It's been another busy week in Australia's COVID-19 journey. This week brought an emotional war of words between Scott Morrison and Annastacia Palaszczuk. The highly-anticipated Oxford vaccine trials were forced to take a pause after a participant fell ill. And the Northern Territory is looking into revising greater Sydney's hotspot status.
What is happening with the Oxford trials?
Pharmaceutical company AstraZeneca was forced to pause vaccine trials this week after a participant fell ill. The Oxford vaccine had been seen as a promising candidate, so it was anxiety-inducing to see the trials pause. Let's take a look at how trials can get off track after a participant falls ill.
Firstly, a person falling ill during a vaccine trial isn't necessarily caused by the vaccine. It could be unrelated. It could even be an underlying condition that the participant was not aware of before joining the study. Within clinical trials, there is a control group given placebos and another group that is given the vaccine.
If the participant is in the control group, obviously the new vaccine is not a factor.
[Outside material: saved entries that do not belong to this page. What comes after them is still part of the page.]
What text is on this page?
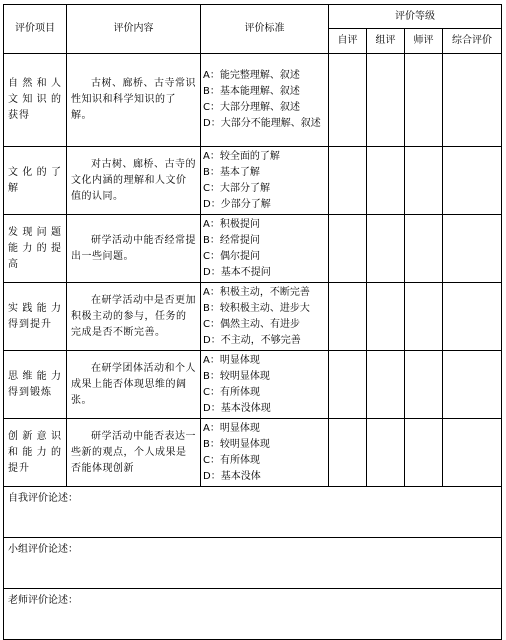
评价项目	评价内容	评价标准	评价等级			
			自评	组评	师评	综合评价
自然和人文知识的获得	古树、廊桥、古寺常识性知识和科学知识的了解。	A：能完整理解、叙述
B：基本能理解、叙述
C：大部分理解、叙述
D：大部分不能理解、叙述				

文化的了解	对古树、廊桥、古寺的文化内涵的理解和人文价值的认同。	A：较全面的了解
B：基本了解
C：大部分了解
D：少部分了解				

发现问题能力的提高	研学活动中能否经常提出一些问题。	A：积极提问
B：经常提问
C：偶尔提问
D：基本不提问				

实践能力得到提升	在研学活动中是否更加积极主动的参与，任务的完成是否不断完善。	A：积极主动，不断完善
B：较积极主动、进步大
C：偶然主动、有进步
D：不主动，不够完善				

思维能力得到锻炼	在研学团体活动和个人成果上能否体现思维的阔张。	A：明显体现
B：较明显体现
C：有所体现
D：基本没体现				

创新意识和能力的提升	研学活动中能否表达一些新的观点，个人成果是否能体现创新	A：明显体现
B：较明显体现
C：有所体现
D：基本没体				

自我评价论述：						
小组评价论述：						
老师评价论述：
And ultimately with studies that include thousands of participants, statistically, it's probable a few individuals would have a major health event. However, it's crucial for studies to get to the bottom of it.
The detective work is followed up by Data Safety Monitoring Boards.
They are independent bodies of experts including biostaticians who look into the exact details of the participant's illness. If necessary they can examine what vaccine the participant took, even if it's a blind study. These investigations usually take a few days.
Clinical epidemiologist, professor Terry Nolan, told the ABC incidents like this rarely result in the trial being stopped.
"Nearly always, it'll be resumed, with a level of continued vigilance and awareness about this," Prof Nolan said.
This isn't the first time the Oxford trial has been paused. AstraZeneca reported in July the study was paused when a participant found out they had multiple sclerosis. After an investigation, it was deemed the individual's condition existed prior to the trial.
The pause is a reminder that the pursuit for a vaccine is not fast, and success in the pursuit of science relies on independent safety testing.
Queensland's border battle
The Queensland border has continued to be a sore spot between the federal and Queensland governments.
On Thursday Scott Morrison spoke on 4BC Radio, saying Queensland should allow Canberran Sarah Caisip into the state to attend the funeral of her father.
Ms Caisip was already in hotel quarantine in Queensland but her father's funeral fell within her 14-day stay.
"I rang the premier this morning and appealed to her to overrule the decision that would allow Sarah to go to the funeral today," Mr Morrison said on Thursday.
"It's not about politicians. It's not about elections. The only thing that matters today is that Sarah can be with her 11-year-old sister and her mother while they mourn the passing of their father and husband at Mt Gravatt today.
"This is the last opportunity to say farewell to her dad."
Mr Morrison emphasised the ACT had been free of COVID-19 for 60 days.
Ms Palaszczuk described the prime minister's actions as 'bullying' and reinforced border exemptions were not her decision.
"I will not be bullied nor will I be intimidated by the prime minister of this country who contacted me this morning and who I made [it] very clear to, the fact that it is not my decision," she said.
"To use the tragedy of this personal family is disgusting."
Ms Caisip eventually attended a private viewing but was unable to interact with her family and other mourners.
Queensland chief health officer Dr Jeanette Young reaffirmed funerals were risky events.
"Although I understand the enormous toll this takes on people who are coming to Queensland to attend a funeral of a loved one, they can't do that until they've been in quarantine for 14 days," Dr Young said.
"The last thing I would want to happen is to have an outbreak at a funeral and by definition, there are always older people who attend funerals."
Northern Territory revises hotspots
Northern Territory Chief Minister Michael Gunner announced the territory would aim to remove greater Sydney's COVID-19 hotspot status on October 9 if case numbers remained low.
"The testing being done and the links of almost all new cases, the known clusters, gives us a high degree of confidence that there are no unknown outbreaks occurring," he said in a press conference on Friday.
"If things change [and] the trend goes back up in Sydney, we will not hesitate to keep their hotspot status in place for as long as we need to."
As it stands, 32 local government areas in greater Sydney and the entire state of Victoria were classed as hotspots by the Northern Territory government.
Mr Gunner described Victoria's lower case numbers as encouraging, but said he expected the state would remain a hotspot for some time.
"Victoria will continue to be a hotspot for the purposes of travel to the Northern Territory," he said.
Victoria, while remaining Australia's most affected state, has had some quiet victories this week, with the 14-day daily case average dropping to 65.3 in metropolitan Melbourne and 4.7 in regional Victoria.
NT's chief health officer Hugh Heggie reminded territorians to stick to social distancing and to remain cautious if Sydneysiders were able to visit.
"Consider not being close to people you haven't seen for a good while. In other words, kissing and hugging," he said.
"Consider maybe not going and visiting vulnerable persons immediately."